はるかなるスタジアム─玖浦高校編─

1 九島

 唐突な話ながら、


 ──離島留学。


 という制度がある。


 僻地などにある小中学校、あるいは高校などで全国から生徒を募集し、地域ぐるみで生徒たちを見守りながら育ててゆく──というシステムである。


 主に子供の数が少ない離島の学校で盛んに行なわれ、中にはいじめや不登校などで学校に行けなくなった子供を里親として預かり、夢や進路など将来性のある子供を育ててゆく…というコンセプトで積極的に受け入れている学校もあり、愛媛にある私立玖浦くほ高校なんぞもそうした学校の一つで、玖浦高校の場合は教育を支援する団体が、かつて島にあった小学校の校舎を市から借り受ける形で、運営がなされてあった。


 しかし。


 当たり前ながら地元から通う学生もあって、大橋の近くにある集落から通う弘瀬ひろせ花という1年生に至っては自転車で通学している。

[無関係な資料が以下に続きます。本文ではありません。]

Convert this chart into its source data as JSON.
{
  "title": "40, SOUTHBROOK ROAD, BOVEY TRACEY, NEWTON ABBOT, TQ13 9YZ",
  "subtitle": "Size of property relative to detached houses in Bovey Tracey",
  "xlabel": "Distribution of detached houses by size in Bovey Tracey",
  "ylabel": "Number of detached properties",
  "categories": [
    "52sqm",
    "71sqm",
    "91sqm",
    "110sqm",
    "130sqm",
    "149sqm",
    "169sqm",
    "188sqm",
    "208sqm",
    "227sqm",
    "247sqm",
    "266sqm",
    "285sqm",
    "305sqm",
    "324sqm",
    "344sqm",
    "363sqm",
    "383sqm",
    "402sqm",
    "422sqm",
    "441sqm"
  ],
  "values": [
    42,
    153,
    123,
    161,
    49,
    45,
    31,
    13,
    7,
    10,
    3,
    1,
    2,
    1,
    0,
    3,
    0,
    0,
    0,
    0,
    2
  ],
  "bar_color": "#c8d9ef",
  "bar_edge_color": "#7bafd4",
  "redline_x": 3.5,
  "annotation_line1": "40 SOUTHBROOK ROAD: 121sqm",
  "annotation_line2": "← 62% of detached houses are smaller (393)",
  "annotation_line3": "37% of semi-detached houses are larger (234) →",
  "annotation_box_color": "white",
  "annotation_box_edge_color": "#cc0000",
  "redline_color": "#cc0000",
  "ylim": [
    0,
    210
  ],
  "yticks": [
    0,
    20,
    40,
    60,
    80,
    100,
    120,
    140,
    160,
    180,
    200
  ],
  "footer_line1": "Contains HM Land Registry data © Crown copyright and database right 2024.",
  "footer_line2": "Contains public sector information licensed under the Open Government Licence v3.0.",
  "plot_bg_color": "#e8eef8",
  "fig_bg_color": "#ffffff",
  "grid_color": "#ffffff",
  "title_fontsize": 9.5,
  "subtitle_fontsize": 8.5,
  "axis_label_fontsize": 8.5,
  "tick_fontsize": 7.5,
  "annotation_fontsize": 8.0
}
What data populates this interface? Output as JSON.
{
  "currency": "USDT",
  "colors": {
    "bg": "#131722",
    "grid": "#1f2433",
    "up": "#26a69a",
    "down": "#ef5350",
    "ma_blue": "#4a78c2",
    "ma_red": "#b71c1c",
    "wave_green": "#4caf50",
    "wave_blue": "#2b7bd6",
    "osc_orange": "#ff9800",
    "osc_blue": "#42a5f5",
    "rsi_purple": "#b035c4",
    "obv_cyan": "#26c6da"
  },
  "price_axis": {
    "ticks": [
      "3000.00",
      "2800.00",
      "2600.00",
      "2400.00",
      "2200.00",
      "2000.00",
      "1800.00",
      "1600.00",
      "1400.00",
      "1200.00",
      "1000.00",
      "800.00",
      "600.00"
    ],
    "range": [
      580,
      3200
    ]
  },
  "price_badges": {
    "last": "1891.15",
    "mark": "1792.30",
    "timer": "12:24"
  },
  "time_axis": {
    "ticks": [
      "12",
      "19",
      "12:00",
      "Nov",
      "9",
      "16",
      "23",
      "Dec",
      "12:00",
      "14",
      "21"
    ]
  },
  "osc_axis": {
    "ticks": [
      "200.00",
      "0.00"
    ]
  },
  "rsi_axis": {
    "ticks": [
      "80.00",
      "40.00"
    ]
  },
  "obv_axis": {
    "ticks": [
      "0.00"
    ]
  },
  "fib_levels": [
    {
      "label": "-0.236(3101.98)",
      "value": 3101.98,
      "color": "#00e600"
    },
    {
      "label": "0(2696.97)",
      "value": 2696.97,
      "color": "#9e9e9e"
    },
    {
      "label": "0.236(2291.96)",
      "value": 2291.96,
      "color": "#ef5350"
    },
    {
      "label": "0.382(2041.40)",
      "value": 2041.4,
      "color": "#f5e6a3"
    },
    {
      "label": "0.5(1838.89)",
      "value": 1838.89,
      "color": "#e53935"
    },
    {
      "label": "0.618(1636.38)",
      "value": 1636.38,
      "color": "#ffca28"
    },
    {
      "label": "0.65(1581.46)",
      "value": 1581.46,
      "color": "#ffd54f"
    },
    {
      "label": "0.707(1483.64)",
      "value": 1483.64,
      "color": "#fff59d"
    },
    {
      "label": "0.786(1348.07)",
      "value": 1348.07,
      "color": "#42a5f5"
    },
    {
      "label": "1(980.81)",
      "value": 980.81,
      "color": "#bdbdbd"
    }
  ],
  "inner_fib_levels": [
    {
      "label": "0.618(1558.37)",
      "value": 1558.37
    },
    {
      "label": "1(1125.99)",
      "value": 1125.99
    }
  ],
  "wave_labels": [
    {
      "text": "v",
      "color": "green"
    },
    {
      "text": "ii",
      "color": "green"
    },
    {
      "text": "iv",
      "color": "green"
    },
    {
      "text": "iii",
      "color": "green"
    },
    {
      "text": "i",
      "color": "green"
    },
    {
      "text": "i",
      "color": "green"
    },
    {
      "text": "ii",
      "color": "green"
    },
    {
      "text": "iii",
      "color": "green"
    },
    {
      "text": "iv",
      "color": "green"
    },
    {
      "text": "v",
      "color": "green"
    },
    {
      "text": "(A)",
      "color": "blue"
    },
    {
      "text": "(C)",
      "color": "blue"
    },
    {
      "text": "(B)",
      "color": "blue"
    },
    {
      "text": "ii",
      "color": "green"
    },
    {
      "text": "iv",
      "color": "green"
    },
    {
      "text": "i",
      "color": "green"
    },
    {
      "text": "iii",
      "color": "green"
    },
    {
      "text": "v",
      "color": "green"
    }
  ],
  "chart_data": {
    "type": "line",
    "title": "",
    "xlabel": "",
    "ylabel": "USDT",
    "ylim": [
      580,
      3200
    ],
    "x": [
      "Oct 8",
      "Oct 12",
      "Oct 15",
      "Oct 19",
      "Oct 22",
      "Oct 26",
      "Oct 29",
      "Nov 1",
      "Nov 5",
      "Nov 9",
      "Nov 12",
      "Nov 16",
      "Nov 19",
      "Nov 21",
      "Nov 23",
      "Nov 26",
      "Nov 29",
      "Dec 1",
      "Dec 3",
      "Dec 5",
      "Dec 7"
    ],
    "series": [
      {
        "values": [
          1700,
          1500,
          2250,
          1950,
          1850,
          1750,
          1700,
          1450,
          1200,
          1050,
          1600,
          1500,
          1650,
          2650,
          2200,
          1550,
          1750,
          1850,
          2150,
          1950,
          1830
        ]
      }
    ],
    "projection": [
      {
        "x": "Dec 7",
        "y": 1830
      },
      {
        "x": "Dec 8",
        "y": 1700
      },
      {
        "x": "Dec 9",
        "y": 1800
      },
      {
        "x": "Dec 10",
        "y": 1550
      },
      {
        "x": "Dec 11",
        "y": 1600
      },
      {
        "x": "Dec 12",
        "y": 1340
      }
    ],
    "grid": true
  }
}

 全校生徒は50人足らずと規模は小さく、花の1年生のクラスも16人しかいない。


 しかし、各クラス約15人前後というコンパクトなクラスであったため、余り学年で別れてどうのこうのといったようなところもなかった。





 花が所属するのは唯一の文化系部活動である軽音楽部で、同じクラスの小梁川こやながわ菜々という宇和島市内からバスで通う女子と、花と同じ保育園からの幼なじみであった2年生の清家せいけ萌香もかという女子と合わせて3人で集まっては、楽器の練習をしたりするなど比較的のどかな部活動ライフを過ごしていた。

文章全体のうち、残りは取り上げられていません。